Papa doakan, suatu saat kamu akan bertemu lelaki yang benar-benar baik untukmu. Serahkan semuanya pada Tuhan, nak. Pasrah dan ikhlas….
Ya, kita memang sering bertemu dalam mimpi akhir-akhir ini. Hanya itu caraku berbicara dan meyakinkanmu. Jangan takut, kamu kuat. Kamu sudah membuktikannya. Papa yakin kamu akan baik-baik saja.
Jangan khawatir, menangis tidak selalu berarti kamu lemah dan cengeng. Hanya orang-orang sok kuat yang beranggapan demikian. Lihat, aku bahkan sering melakukannya akhir-akhir ini…
— // —
Hidup ini sebuah penantian. Kita semua menunggu, meski tak semua punya waktu.
“Sudah saatnya.”
Aku tahu, kalian semua masih setia menungguiku, meski entah ke arah mana aku akan kembali.
Jangan bersedih. Apa pun hasilnya, usaha dan penantian kalian tak pernah sia-sia. Berkat kalian, aku tahu bahwa kalian sangat menyayangiku.
Semoga kalian juga ingat kalau aku…juga…sayang…kalian…
— // —
“Papa!”
“Ikhlaskan, Ria. Papa sudah capek sekali. Kasihan.”

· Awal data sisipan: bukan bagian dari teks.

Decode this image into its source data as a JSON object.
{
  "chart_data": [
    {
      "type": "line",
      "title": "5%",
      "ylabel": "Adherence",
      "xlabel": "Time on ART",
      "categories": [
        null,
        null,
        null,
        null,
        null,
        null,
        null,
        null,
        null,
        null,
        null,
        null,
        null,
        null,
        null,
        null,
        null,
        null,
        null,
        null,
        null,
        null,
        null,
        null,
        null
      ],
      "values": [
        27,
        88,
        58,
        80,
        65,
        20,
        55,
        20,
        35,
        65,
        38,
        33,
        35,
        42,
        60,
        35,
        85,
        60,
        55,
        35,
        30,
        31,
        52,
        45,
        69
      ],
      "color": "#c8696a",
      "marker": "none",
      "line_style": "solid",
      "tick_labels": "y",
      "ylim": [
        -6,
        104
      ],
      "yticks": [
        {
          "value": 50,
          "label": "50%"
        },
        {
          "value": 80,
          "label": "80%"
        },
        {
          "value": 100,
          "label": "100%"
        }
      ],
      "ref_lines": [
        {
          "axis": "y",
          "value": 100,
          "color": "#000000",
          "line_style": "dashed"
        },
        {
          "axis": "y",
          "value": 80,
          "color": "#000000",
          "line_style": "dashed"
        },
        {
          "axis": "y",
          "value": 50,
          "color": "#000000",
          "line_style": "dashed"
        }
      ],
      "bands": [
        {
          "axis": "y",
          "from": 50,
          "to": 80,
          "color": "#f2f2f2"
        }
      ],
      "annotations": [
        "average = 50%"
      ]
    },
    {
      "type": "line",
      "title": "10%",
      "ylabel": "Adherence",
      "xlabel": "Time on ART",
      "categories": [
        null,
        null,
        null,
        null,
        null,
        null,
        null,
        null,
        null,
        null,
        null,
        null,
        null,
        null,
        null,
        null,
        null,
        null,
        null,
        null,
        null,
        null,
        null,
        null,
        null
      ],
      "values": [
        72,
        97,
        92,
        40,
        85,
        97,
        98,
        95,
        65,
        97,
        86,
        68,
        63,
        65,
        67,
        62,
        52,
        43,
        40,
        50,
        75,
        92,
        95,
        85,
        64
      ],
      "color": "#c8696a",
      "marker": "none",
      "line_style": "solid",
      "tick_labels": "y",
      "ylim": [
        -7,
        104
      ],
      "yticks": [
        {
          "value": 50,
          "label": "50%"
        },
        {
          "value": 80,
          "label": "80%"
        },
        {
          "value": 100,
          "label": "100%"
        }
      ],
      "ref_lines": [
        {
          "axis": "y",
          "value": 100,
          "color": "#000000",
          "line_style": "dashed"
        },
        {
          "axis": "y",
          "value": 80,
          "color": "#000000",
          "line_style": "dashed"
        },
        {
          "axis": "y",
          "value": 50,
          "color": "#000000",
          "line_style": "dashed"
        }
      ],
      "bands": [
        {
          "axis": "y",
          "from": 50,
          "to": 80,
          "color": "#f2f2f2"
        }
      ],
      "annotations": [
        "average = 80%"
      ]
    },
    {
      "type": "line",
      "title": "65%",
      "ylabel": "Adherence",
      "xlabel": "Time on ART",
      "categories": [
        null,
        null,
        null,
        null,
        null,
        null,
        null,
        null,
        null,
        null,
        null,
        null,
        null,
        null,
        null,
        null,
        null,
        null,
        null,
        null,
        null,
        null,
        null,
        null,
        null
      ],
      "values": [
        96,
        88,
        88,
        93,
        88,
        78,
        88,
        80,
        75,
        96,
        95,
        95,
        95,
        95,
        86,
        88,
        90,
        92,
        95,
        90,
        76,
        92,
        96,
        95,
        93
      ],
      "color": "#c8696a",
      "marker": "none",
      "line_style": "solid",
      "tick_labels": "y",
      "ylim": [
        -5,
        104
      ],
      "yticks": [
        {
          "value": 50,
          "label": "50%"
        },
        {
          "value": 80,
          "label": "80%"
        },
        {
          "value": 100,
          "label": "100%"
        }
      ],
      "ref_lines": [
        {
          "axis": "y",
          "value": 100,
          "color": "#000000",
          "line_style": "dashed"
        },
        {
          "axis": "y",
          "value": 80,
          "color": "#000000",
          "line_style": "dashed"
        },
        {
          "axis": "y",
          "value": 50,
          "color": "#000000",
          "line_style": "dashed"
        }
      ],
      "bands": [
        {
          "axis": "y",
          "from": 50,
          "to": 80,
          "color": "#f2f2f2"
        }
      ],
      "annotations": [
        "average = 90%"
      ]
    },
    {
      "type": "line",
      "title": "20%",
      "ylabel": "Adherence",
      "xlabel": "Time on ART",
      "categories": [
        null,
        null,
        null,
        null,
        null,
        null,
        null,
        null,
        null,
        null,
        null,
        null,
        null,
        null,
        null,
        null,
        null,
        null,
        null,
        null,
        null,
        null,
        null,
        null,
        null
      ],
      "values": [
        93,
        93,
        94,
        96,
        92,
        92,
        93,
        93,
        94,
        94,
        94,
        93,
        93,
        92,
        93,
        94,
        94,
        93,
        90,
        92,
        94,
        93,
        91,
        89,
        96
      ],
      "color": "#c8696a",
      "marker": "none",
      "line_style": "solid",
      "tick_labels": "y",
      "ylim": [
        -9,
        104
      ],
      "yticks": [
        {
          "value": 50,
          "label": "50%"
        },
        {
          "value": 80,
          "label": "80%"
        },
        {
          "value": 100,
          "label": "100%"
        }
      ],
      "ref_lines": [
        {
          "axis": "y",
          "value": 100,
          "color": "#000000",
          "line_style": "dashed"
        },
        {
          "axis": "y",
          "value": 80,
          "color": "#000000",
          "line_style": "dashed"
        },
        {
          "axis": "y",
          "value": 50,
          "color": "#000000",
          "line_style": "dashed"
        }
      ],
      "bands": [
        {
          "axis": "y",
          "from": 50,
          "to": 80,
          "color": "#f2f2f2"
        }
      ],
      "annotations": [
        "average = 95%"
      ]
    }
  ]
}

Wanita itu duduk di samping tempat tidur, menatap belahan jiwanya yang kini tampak lelap dan damai. Di sampingnya, gadis berambut ikal gelap berlutut di lantai, dengan wajah telungkup di kasur. Wanita itu membelai lembut punggung gadis itu yang gemetar, lalu menatap keluar kamar. Pintunya terbuka lebar.
Di luar, putra satu-satunya tengah menelepon. Dengan suara tercekat, pemuda itu mengabarkan satu berita duka.